After eight minutes of CPR, Mr Archer had been clinically dead for 20 minutes.

“He was wearing a very thick down jacket so we had to cut it off, and I’m pumping as hard as I can. The way to think of it is: if you have two turkeys on top of the other and you are doing diamond push-ups on top, so you can imagine the force. I ended up breaking his ribs. Well, I had to. The heart needs pumping and its naturally protected by the ribs.

“Because of his jacket that we cut off; it looked like it had snowed in there by the end of it.”

Prince has been a volunteer for St John’s Ambulance for three years and done charity work in his home nation, Nepal, following the horrific earthquake of 2015.
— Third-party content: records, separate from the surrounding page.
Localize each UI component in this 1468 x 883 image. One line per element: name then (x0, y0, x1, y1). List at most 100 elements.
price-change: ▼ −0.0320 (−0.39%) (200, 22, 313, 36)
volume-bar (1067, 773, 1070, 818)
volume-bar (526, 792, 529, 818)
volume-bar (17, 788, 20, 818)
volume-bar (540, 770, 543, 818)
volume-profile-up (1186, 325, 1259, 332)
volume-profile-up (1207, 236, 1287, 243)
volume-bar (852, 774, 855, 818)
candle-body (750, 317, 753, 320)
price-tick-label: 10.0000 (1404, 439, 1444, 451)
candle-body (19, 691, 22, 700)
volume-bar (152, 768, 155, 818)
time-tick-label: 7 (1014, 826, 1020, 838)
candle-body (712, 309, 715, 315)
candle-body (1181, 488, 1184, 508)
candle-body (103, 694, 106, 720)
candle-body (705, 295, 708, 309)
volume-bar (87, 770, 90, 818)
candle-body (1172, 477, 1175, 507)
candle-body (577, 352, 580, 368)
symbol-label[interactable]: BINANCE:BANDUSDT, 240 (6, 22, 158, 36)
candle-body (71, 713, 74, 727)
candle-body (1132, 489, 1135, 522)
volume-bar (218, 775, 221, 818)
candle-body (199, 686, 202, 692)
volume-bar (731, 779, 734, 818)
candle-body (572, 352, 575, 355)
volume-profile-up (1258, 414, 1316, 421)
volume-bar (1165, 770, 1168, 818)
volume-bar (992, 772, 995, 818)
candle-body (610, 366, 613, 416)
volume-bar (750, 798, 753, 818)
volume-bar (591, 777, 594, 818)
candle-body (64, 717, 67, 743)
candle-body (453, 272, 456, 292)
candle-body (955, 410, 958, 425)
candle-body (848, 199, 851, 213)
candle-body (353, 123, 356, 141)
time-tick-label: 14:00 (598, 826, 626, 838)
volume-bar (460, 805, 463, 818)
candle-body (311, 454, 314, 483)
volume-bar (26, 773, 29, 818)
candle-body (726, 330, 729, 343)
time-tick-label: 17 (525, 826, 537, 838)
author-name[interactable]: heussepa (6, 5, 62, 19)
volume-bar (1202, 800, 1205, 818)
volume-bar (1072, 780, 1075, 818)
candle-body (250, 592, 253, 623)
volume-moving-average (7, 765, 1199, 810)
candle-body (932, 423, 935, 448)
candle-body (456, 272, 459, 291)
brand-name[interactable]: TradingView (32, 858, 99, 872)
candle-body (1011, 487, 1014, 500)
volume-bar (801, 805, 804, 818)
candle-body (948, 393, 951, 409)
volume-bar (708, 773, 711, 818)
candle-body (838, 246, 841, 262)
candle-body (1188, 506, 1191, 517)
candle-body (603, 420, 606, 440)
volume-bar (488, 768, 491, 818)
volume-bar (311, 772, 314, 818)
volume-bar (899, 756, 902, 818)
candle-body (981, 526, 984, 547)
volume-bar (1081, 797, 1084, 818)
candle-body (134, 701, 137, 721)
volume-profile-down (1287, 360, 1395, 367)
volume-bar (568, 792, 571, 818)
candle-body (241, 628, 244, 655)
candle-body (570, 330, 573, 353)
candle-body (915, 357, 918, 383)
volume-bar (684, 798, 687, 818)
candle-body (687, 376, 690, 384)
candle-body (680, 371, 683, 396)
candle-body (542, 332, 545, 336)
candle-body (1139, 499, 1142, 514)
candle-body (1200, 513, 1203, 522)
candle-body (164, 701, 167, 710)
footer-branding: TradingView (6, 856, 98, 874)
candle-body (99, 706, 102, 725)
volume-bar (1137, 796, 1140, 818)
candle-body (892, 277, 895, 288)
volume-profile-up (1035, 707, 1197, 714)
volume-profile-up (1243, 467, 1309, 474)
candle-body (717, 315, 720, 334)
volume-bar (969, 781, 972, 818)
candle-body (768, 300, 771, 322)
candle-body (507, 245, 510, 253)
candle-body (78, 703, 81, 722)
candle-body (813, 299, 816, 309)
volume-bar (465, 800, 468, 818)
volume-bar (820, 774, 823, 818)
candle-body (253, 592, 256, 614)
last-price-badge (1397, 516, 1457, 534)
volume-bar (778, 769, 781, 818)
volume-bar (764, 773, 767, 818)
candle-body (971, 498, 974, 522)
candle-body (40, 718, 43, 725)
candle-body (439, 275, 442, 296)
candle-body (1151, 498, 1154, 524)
 “I’ve volunteered at marathons and other football games before. In Nepal, because the schools were destroyed, some of my friends went and taught kids how to read English and taught them maths. And that’s how it first started.

“When I went to Bradfield College, I ran a fundraiser event for a week to raise money for Alexandra Devine, the children’s hospice, then after that I was the charities prefect and helped run the other charities.”

While Prince may seem well trained in dealing with something like this, he had a more personal reason to give it his all.

“Two weeks before this, my grandad had passed away from a heart attack in the middle of the night. He was on the first floor and my parents were on the second or third floor but because it was in the middle of the night they were sleeping, and by the time they realised, because they didn’t know CPR they had to drive him to the hospital and it was too late.

“Mr Archer was a similar build, similar age to my grandad and I was just hoping that he survived because it made me think of him.”

To any mere mortal this would be a traumatic experience to go through, but Prince, who has worked for a year in a hospital and is studying to be an Orthopaedic surgeon, has experienced a lot.

Training ground invitation offered as a reward

“The worst I’ve dealt with is just hypothermia when your muscles break down. In the London Marathon, a runner collapsed about a kilometre from the finish line because his muscles started spasming. His temperature went up to 41 and he was peeing Coca-Cola, so we had to bump ice buckets on him for ten minutes.”

But no CPR this time?

“No, this was my first-time doing CRP. But I’ve taught a little bit of CPR to younger children. As part of St John’s, we can go out to the events or volunteer to teach kids. Every Wednesday I go to the Royal Latin to teach kids aged 10-16 CPR and basic first aid.”

As a token of appreciation for his efforts, Prince was invited down to Cobham Training Centre, the base of the first team, where he was reunited with Paul and his two sons. He was also able to meet the players and spend time speaking with them.

“It was definitely a once-in-a-lifetime opportunity because Chelsea paid for taxi and transport, and I had my exams the next week, so I was debating whether to go or not, but I’m really glad my friends convinced me.

“I really enjoyed talking with Paul’s son, Nick, because he was telling me about his scuba diving trips and I love scuba diving. Just spending time with Mr Archer, for me was more important. You know when you instantly click with a person, and you immediately just connect? It was like that, felt like I had met a long-lost friend.”

Doctors described it as a miracle. Mr Archer was saved and while he is a bit sore was very grateful for Prince’s work.

When he spoke to St John’s Ambulance, he said: “Prince – what an apt name – I am so grateful to be able to thank this impressive and humble individual. You may have broken all my ribs – but I love you for it.”